The village where Melanie has lived her whole life is in the Adirondack Mountains. The Adirondack Mountains form a massif in the northeast of Upstate New York in the United States. Its boundaries correspond to the boundaries of Adirondack Park.
They reach New York’s Grand Central Station. Grand Central Terminal, also referred to as Grand Central Station or simply as Grand Central is a commuter, rapid transit railroad terminal at 42nd Street and Park Avenue in Midtown Manhattan, Built by and named for the New York Central and Hudson River Railroad in the heyday of American long-distance passenger rail travel, it 44 platforms, more than any other railroad station in the world.

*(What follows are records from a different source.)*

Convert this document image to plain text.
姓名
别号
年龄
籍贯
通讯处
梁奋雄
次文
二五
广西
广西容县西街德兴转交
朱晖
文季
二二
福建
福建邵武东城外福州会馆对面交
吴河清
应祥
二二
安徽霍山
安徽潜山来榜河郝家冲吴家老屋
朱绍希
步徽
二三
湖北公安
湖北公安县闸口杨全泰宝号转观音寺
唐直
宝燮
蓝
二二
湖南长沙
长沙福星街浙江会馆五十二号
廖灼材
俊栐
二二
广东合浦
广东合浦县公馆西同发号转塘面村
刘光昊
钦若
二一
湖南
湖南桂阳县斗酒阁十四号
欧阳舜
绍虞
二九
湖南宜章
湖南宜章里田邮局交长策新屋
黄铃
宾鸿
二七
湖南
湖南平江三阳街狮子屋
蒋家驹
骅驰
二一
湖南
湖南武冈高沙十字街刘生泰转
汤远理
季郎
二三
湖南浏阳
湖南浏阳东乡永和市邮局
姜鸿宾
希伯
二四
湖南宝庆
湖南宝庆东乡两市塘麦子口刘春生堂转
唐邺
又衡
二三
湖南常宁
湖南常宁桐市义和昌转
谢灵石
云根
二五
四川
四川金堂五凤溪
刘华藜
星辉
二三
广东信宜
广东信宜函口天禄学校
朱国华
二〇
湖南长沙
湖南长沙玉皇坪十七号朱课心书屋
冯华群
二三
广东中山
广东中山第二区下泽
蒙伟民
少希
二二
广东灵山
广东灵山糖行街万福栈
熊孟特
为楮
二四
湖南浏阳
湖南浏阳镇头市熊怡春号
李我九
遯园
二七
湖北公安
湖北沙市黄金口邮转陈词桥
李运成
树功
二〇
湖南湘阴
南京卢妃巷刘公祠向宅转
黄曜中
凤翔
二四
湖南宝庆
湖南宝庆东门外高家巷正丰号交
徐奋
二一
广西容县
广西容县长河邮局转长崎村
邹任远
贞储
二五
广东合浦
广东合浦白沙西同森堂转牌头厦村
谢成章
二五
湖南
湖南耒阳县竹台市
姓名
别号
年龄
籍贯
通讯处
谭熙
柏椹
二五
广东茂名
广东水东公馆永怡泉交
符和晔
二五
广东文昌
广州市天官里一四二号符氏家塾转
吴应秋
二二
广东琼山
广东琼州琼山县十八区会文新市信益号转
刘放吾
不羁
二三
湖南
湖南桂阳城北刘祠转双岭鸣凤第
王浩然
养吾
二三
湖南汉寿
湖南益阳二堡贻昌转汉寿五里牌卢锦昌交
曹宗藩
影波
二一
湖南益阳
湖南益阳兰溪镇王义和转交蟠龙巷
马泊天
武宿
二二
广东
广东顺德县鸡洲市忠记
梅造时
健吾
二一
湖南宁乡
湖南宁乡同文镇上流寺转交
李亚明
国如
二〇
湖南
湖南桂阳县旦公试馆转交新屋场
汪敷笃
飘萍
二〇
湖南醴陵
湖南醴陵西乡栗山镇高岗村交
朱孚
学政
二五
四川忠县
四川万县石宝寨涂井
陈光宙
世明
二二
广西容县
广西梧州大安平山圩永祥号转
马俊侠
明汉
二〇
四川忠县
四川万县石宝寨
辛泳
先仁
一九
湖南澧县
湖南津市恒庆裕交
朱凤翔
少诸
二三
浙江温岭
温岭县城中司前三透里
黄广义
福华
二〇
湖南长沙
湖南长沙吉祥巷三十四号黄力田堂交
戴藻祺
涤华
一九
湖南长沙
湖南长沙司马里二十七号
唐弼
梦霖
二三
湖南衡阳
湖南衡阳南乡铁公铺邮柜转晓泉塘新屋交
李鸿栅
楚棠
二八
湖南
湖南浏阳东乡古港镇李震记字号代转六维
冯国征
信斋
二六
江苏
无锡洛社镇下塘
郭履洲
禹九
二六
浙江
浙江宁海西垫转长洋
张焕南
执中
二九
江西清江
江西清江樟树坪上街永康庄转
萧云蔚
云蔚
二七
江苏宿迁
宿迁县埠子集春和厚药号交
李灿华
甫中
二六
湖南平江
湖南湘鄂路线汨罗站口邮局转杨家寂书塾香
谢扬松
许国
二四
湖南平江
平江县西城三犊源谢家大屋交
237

Melanie and James stay in Hotel McAlpin. The Hotel McAlpin is a historic hotel building on Herald Square, at the corner of Broadway and 34th Street in Manhattan. The Hotel McAlpin was constructed in 1912. When opened it was the largest hotel in the world.
The first performance that Melanie sees in New York is Ziegfeld’s Follies. The Ziegfeld Follies was a series of elaborate theatrical revue productions on Broadway in New York City from 1907 through 1931, with renewals in 1934 and 1936. Inspired by the Folies Bergère of Paris, the Ziegfeld Follies were conceived and mounted by Florenz Ziegfeld, reportedly at the suggestion of his then-wife, the entertainer Anna Held. The Follies were a series of lavish revues, something between later Broadway shows and the more elaborate high class Vaudeville variety show.
The New Amsterdam Theatre is where Ziegfeld’s Follies were performed.
When Melanie returns to New York, she stays in the Martha Washington hotel for women for a few days. The Redbury New York, formerly known as the Martha Washington Hotel is a historic hotel. The hotel was designed by noted architect Robert W. Gibson, and opened on March 2, 1903 as the first hotel in the city exclusively for women, serving both transient guests and permanent residents.
Melanie has a brief experience in a silent film. She is surprised by the make-up she has to wear. White makeup, darkened lips, heavy black eyeliner–these are some of the more blatantly old-fashioned elements of silent films.